CORAG: A Cost-Constrained Retrieval Optimization System for Retrieval-Augmented Generation
Large Language Models (LLMs) have demonstrated remarkable generation capabilities but often struggle to access up-to-date information, which can lead to hallucinations. Retrieval-Augmented Generation (RAG) addresses this issue by incorporating knowledge from external databases, enabling more accurate and relevant responses. Due to the context window constraints of LLMs, it is impractical to input the entire external database context directly into the model. Instead, only the most relevant information, referred to as chunks, is selectively retrieved. However, current RAG research faces three key challenges. First, existing solutions often select each chunk independently, overlooking potential correlations among them. Second, in practice the utility of chunks is non-monotonic, meaning that adding more chunks can decrease overall utility. Traditional methods emphasize maximizing the number of included chunks, which can inadvertently compromise performance. Third, each type of user query possesses unique characteristics that require tailored handling, an aspect that current approaches do not fully consider.

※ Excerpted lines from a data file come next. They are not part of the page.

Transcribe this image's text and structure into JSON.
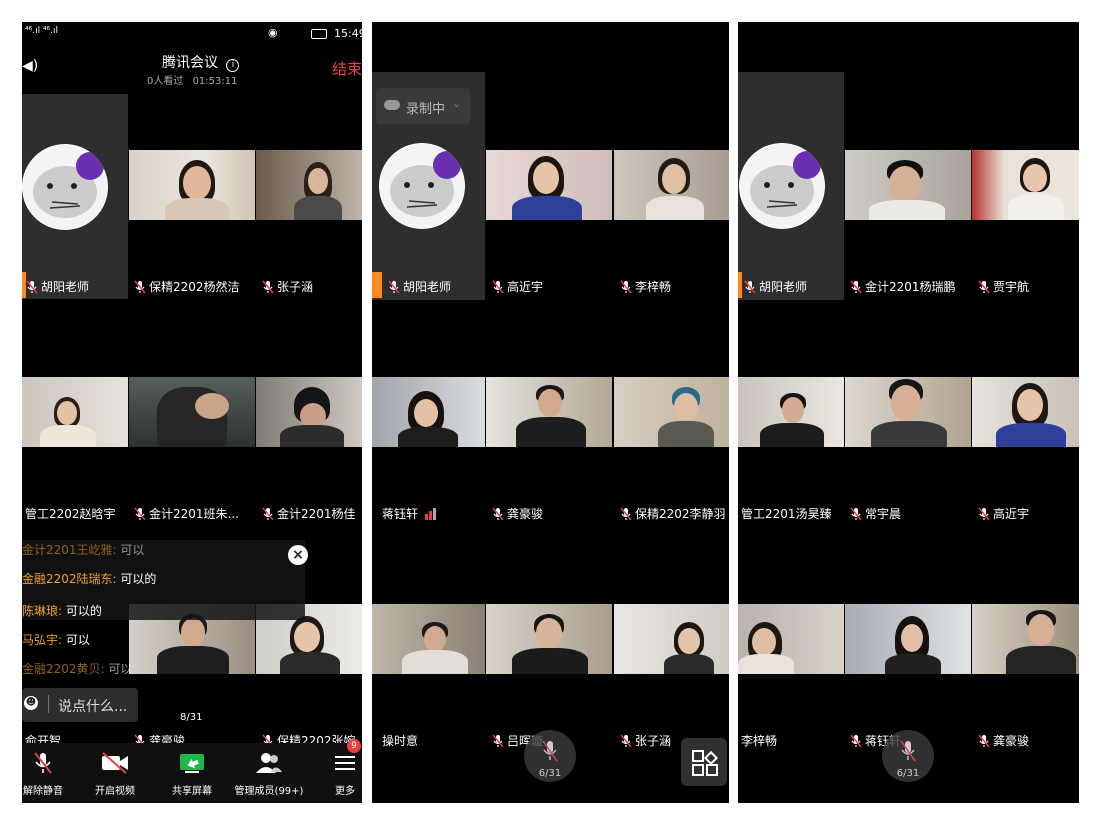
{
  "status_bar": {
    "time": "15:49",
    "left_text": "⁴⁶.ıl ⁴⁶.ıl"
  },
  "meeting": {
    "title": "腾讯会议",
    "viewers": "0人看过",
    "duration": "01:53:11",
    "end_label": "结束"
  },
  "panel1": {
    "tiles": [
      {
        "name": "胡阳老师"
      },
      {
        "name": "保精2202杨然洁"
      },
      {
        "name": "张子涵"
      },
      {
        "name": "管工2202赵晗宇"
      },
      {
        "name": "金计2201班朱..."
      },
      {
        "name": "金计2201杨佳"
      },
      {
        "name": "俞开智"
      },
      {
        "name": "龚豪骏"
      },
      {
        "name": "保精2202张婉"
      }
    ],
    "chat": [
      {
        "sender": "金计2201王屹雅: ",
        "text": "可以"
      },
      {
        "sender": "金融2202陆瑞东: ",
        "text": "可以的"
      },
      {
        "sender": "陈琳琅: ",
        "text": "可以的"
      },
      {
        "sender": "马弘宇: ",
        "text": "可以"
      },
      {
        "sender": "金融2202黄贝: ",
        "text": "可以"
      }
    ],
    "chat_placeholder": "说点什么...",
    "page_indicator": "8/31",
    "toolbar": [
      {
        "label": "解除静音"
      },
      {
        "label": "开启视频"
      },
      {
        "label": "共享屏幕"
      },
      {
        "label": "管理成员(99+)"
      },
      {
        "label": "更多"
      }
    ],
    "more_badge": "9"
  },
  "panel2": {
    "recording_label": "录制中",
    "tiles": [
      {
        "name": "胡阳老师"
      },
      {
        "name": "高近宇"
      },
      {
        "name": "李梓畅"
      },
      {
        "name": "蒋钰轩"
      },
      {
        "name": "龚豪骏"
      },
      {
        "name": "保精2202李静羽"
      },
      {
        "name": "操时意"
      },
      {
        "name": "吕晖璇"
      },
      {
        "name": "张子涵"
      }
    ],
    "page_indicator": "6/31"
  },
  "panel3": {
    "tiles": [
      {
        "name": "胡阳老师"
      },
      {
        "name": "金计2201杨瑞鹏"
      },
      {
        "name": "贾宇航"
      },
      {
        "name": "管工2201汤昊臻"
      },
      {
        "name": "常宇晨"
      },
      {
        "name": "高近宇"
      },
      {
        "name": "李梓畅"
      },
      {
        "name": "蒋钰轩"
      },
      {
        "name": "龚豪骏"
      }
    ],
    "page_indicator": "6/31"
  },
  "colors": {
    "end_red": "#e8403a",
    "chat_sender": "#f0a030",
    "muted_red": "#e84040",
    "active_speaker": "#ff8a1f",
    "share_green": "#1fb84b"
  }
}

To overcome these challenges, we propose a cost constrained retrieval optimization system CORAG for retrieval-augmented generation. We employ a Monte Carlo Tree Search (MCTS) based policy framework to find optimal chunk combinations sequentially, allowing for a comprehensive consideration of correlations among chunks. Additionally, rather than viewing budget exhaustion as a termination condition, we integrate budget constraints into the optimization of chunk combinations, effectively addressing the non-monotonicity of chunk utility.